Tuesday, June 22, 2004

U.S. Plants: Open To Terrorists

From CBS's 60 Minutes:

At one facility in a suburb of Los Angeles, there was an impressive-looking front gate, but if there were security guards out back, we didn't see them. We did find a school, and a day care center less than a mile away.

And in the center of Houston, where a terrorist attack might affect three million people, it looked as if an intruder could simply walk right in.

The person who may know the most about the lack of security is Carl Prine, an investigative reporter at the Pittsburgh Tribune-Review, who began probing security at chemical plants six months after Sept. 11 -- after companies had been warned by the government that they were potential targets.

“I found almost non-existent security in a lot of places,” says Prine, who visited 60 plants all over the country, including the Chicago, Baltimore, Pittsburgh, Pittsburgh and Houston area. “I walked right up to the tanks. There was one plant in Chicago, I simply sat on top of the tank and waved ‘Hello, I'm on your tank.’"

And he did it in broad daylight, wearing his press badge and carrying a camera. He says no one tried to stop him.

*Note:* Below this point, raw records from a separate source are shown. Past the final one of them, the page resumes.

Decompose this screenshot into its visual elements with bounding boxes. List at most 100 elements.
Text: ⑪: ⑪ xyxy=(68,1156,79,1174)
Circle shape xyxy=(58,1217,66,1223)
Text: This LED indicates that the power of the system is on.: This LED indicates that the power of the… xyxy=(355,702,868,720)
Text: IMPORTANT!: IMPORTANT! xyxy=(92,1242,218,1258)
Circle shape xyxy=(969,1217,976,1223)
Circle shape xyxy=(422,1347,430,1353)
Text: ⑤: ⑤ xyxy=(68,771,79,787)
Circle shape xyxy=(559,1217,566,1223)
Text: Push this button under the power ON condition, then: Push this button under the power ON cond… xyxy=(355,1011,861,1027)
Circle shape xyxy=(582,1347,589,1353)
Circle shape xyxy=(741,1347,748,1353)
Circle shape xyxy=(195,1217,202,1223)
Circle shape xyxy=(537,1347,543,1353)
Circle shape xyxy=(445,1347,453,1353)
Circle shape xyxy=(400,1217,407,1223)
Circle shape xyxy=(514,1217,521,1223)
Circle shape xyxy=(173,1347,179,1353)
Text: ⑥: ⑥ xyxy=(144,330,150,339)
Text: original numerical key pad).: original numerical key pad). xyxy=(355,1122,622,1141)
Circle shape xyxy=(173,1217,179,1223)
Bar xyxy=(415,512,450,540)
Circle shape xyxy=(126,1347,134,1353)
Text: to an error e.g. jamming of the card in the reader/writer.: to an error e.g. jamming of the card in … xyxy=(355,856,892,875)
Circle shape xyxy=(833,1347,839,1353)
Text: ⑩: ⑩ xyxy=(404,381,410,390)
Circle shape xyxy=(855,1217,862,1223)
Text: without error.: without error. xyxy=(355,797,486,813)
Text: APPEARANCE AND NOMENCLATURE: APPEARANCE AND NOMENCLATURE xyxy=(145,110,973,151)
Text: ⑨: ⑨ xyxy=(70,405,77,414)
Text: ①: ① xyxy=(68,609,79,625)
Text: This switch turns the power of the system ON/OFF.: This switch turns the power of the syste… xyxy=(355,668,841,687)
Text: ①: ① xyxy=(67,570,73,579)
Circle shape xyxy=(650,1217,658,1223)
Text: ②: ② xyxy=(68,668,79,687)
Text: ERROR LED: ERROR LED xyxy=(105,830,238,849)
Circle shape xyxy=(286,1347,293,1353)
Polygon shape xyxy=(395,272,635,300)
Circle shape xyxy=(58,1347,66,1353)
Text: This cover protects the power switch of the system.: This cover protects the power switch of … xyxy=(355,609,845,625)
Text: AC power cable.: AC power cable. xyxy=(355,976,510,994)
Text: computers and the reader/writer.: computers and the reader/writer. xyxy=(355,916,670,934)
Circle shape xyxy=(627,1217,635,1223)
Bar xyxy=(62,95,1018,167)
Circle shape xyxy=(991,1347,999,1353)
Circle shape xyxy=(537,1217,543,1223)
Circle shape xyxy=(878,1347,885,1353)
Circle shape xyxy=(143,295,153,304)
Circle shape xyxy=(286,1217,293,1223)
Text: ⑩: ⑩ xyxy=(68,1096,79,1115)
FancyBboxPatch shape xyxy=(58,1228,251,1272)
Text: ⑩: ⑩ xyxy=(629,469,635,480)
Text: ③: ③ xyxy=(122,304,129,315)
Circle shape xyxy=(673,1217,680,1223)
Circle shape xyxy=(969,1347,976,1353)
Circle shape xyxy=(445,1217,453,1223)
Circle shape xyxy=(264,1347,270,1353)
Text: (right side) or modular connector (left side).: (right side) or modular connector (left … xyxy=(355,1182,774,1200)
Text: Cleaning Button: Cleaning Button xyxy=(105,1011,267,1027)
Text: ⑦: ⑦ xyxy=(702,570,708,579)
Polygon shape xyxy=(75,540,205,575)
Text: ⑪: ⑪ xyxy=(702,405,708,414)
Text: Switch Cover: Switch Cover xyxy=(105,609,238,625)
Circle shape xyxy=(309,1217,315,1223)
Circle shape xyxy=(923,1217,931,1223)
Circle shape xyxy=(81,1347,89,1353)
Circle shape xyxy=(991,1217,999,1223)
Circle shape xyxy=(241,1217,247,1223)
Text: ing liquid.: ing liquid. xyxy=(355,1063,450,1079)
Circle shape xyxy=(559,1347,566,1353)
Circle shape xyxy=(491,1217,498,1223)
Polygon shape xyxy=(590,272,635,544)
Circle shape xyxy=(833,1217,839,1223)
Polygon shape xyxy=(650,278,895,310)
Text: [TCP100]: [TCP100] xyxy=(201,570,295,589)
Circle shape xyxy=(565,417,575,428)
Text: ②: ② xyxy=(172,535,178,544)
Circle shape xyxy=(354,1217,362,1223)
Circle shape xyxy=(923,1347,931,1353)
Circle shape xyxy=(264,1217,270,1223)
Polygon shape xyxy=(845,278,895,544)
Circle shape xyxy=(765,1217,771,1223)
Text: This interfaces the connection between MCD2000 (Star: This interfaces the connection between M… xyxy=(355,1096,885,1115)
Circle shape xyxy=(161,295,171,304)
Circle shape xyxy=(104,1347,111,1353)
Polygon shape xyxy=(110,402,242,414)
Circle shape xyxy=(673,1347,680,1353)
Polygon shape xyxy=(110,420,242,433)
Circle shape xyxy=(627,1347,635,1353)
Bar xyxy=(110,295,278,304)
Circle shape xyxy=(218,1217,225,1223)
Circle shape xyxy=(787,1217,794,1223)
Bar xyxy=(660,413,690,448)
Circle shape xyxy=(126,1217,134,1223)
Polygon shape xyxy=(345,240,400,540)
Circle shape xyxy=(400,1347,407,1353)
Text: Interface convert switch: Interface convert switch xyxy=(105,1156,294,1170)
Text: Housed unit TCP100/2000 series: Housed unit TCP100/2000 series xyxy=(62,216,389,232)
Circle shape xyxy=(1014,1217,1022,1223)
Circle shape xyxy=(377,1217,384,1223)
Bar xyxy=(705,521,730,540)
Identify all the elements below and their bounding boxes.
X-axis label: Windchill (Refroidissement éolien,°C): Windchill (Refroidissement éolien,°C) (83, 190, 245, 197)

“I began to wonder, I mean, what would it take for me to get arrested at one of these plants? Would I have to come in carrying an AK-47? What would it take for someone to say, ‘Why is this guy walking around taking pictures of our tanks,’” says Prine, who told the chemical plants that he had been inside. “That was our policy. We took pictures so that the plants could identify their own weaknesses. And we also took our information to EPA; we took it to the American Chemistry Council.”

But even after his expose ran in the newspaper, Prine was convinced that he could still get back into the same plants again. 60 Minutes asked him if we could tag along one rainy afternoon to see just how close they could get to the most dangerous chemicals at the Neville Chemical Plant outside downtown Pittsburgh.

There was an open gate right in front of the most dangerous chemicals at the plant. We made it in, with plenty of time to find what they were looking for.

“This is anhydrous ammonia. It searches out wet parts of the body. It goes right down your throat, rips out your lungs and also blinds you. It goes right for your eyeballs,” says Prine. “If you were to blow this thing you would probably take out the plant.”

But the most dangerous chemical at this plant was boron triflouride, a deadly, colorless gas with a suffocating odor that attacks mucous membranes and can kill at concentrations as low as 50 PPM.


Thank god I'm getting the hell out of Houston.